May 13, 2015
Tips for Moving Your Ensemble Online
For music educators, there are some days when connecting with ensembles seems downright impossible under the best of circumstances. But with education moving online due to Covid-19 concerns, music educators have the added challenge of teaching remotely in a passionate and effective way. While remote teaching has its challenges, students have never needed music education more than they do right now during these immensely challenging times. To help you get the most out of connecting with your ensemble online, here are a few tips for music educators.
Deliver enthusiasm and friendliness, not just discipline and accountability
If you think transitioning to online education is strange for you, imagine what it’s like for your students. On top of the usual challenges kids face, students are now forced to learn at home, away from their social networks, on devices that are proven to be addictive for them. When things get tough teaching your ensemble, try to have as much patience and empathy for your students as possible.
The more enthusiasm, humour, and humanity you can display while working with your kids, the smoother your sessions will go. These characteristics no doubt help your in-person teaching experiences, but music students will need even more energy and attention from you in order to be engaged and interested in what you’re covering. Make dumb jokes, give out silly awards, and pull out all the stops when it comes to making your students feel recognized, special, and appreciated.

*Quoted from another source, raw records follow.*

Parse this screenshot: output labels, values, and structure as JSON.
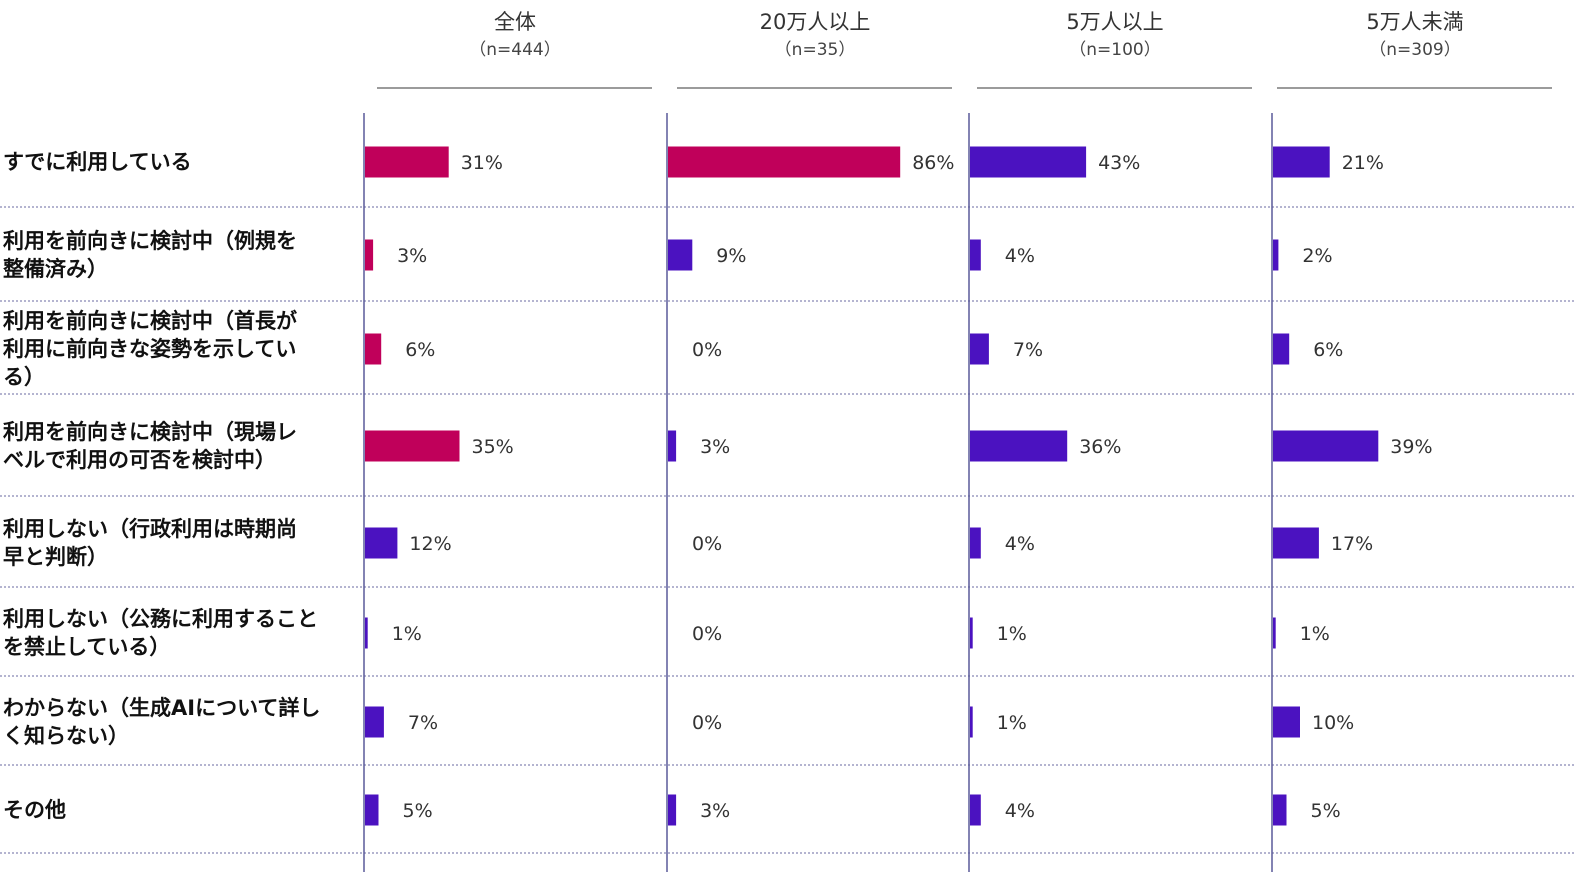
{
  "chart_data": {
    "type": "bar",
    "orientation": "horizontal",
    "categories": [
      "すでに利用している",
      "利用を前向きに検討中（例規を整備済み）",
      "利用を前向きに検討中（首長が利用に前向きな姿勢を示している）",
      "利用を前向きに検討中（現場レベルで利用の可否を検討中）",
      "利用しない（行政利用は時期尚早と判断）",
      "利用しない（公務に利用することを禁止している）",
      "わからない（生成AIについて詳しく知らない）",
      "その他"
    ],
    "category_lines": [
      [
        "すでに利用している"
      ],
      [
        "利用を前向きに検討中（例規を",
        "整備済み）"
      ],
      [
        "利用を前向きに検討中（首長が",
        "利用に前向きな姿勢を示してい",
        "る）"
      ],
      [
        "利用を前向きに検討中（現場レ",
        "ベルで利用の可否を検討中）"
      ],
      [
        "利用しない（行政利用は時期尚",
        "早と判断）"
      ],
      [
        "利用しない（公務に利用すること",
        "を禁止している）"
      ],
      [
        "わからない（生成AIについて詳し",
        "く知らない）"
      ],
      [
        "その他"
      ]
    ],
    "series": [
      {
        "name": "全体",
        "n_label": "（n=444）",
        "values": [
          31,
          3,
          6,
          35,
          12,
          1,
          7,
          5
        ],
        "labels": [
          "31%",
          "3%",
          "6%",
          "35%",
          "12%",
          "1%",
          "7%",
          "5%"
        ]
      },
      {
        "name": "20万人以上",
        "n_label": "（n=35）",
        "values": [
          86,
          9,
          0,
          3,
          0,
          0,
          0,
          3
        ],
        "labels": [
          "86%",
          "9%",
          "0%",
          "3%",
          "0%",
          "0%",
          "0%",
          "3%"
        ]
      },
      {
        "name": "5万人以上",
        "n_label": "（n=100）",
        "values": [
          43,
          4,
          7,
          36,
          4,
          1,
          1,
          4
        ],
        "labels": [
          "43%",
          "4%",
          "7%",
          "36%",
          "4%",
          "1%",
          "1%",
          "4%"
        ]
      },
      {
        "name": "5万人未満",
        "n_label": "（n=309）",
        "values": [
          21,
          2,
          6,
          39,
          17,
          1,
          10,
          5
        ],
        "labels": [
          "21%",
          "2%",
          "6%",
          "39%",
          "17%",
          "1%",
          "10%",
          "5%"
        ]
      }
    ],
    "highlight": [
      [
        true,
        true,
        true,
        true,
        false,
        false,
        false,
        false
      ],
      [
        true,
        false,
        false,
        false,
        false,
        false,
        false,
        false
      ],
      [
        false,
        false,
        false,
        false,
        false,
        false,
        false,
        false
      ],
      [
        false,
        false,
        false,
        false,
        false,
        false,
        false,
        false
      ]
    ],
    "colors": {
      "highlight": "#c0005a",
      "normal": "#4b12c0",
      "axis": "#5a5a9a",
      "divider": "#6a6aa0",
      "header_rule": "#7a7a7a"
    },
    "xlim": [
      0,
      100
    ],
    "legend": "none",
    "grid": false
  }
}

Get the right gear and master it before classes, not during them
In order to have productive classes online with your ensemble, you’ll have to have the tech side of things figured out long before you teach. When it comes to online learning, your enthusiasm as a teacher is only as good as your internet connection. Before teaching, make sure that the device you’re teaching through is receiving a strong and stable internet connection. Classes should be taught using laptops, desktop computers, and tablets, not smartphones. If you’re planning on teaching with a tablet, make sure your device is propped up with a stand so your students can see you.

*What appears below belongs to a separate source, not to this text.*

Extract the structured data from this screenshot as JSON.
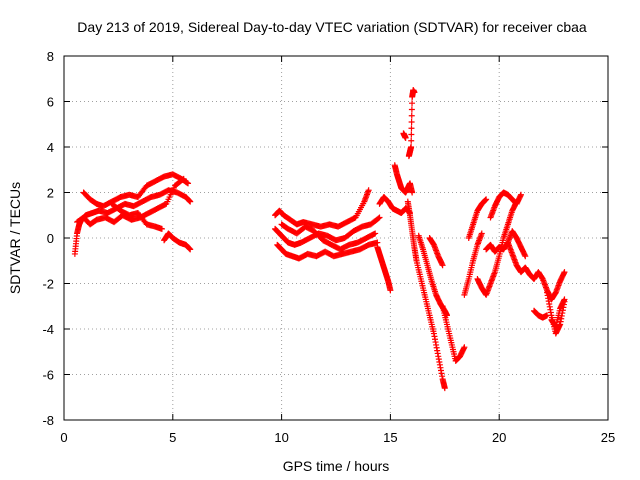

Virtually all devices have internal microphones, but they generally are of low-quality and are unreliable. External headset microphones are great for ensuring that what you say during lessons gets heard by your students, and instrument mics will send audio of what you’re playing to your students in crystal clear clarity. And to ensure you’re hearing every note and nuance of the music your students are playing, speakers that can conveniently stand on your desk are recommended. If possible, try to outfit your kids with the same equipment so that their musical performances will be seen and heard in clarity.
Don’t compromise your lesson plan, but leave room for when things go wrong
Kids learning music online is not an occasion for simplifying material and taking the easy way out whenever it presents itself. It’s crucial to deliver the same standard of teaching that you display in the classroom during online sessions with your ensemble. That, as you can imagine, isn’t always easy. It will probably take more energy in communication, accountability, and planning to challenge your ensemble online the same way you would in person, but it’s vital for keeping kids challenged, engaged, and on track. In the same way your ensemble improves with hard work and dedication, your remote teaching efforts will only get better with practice.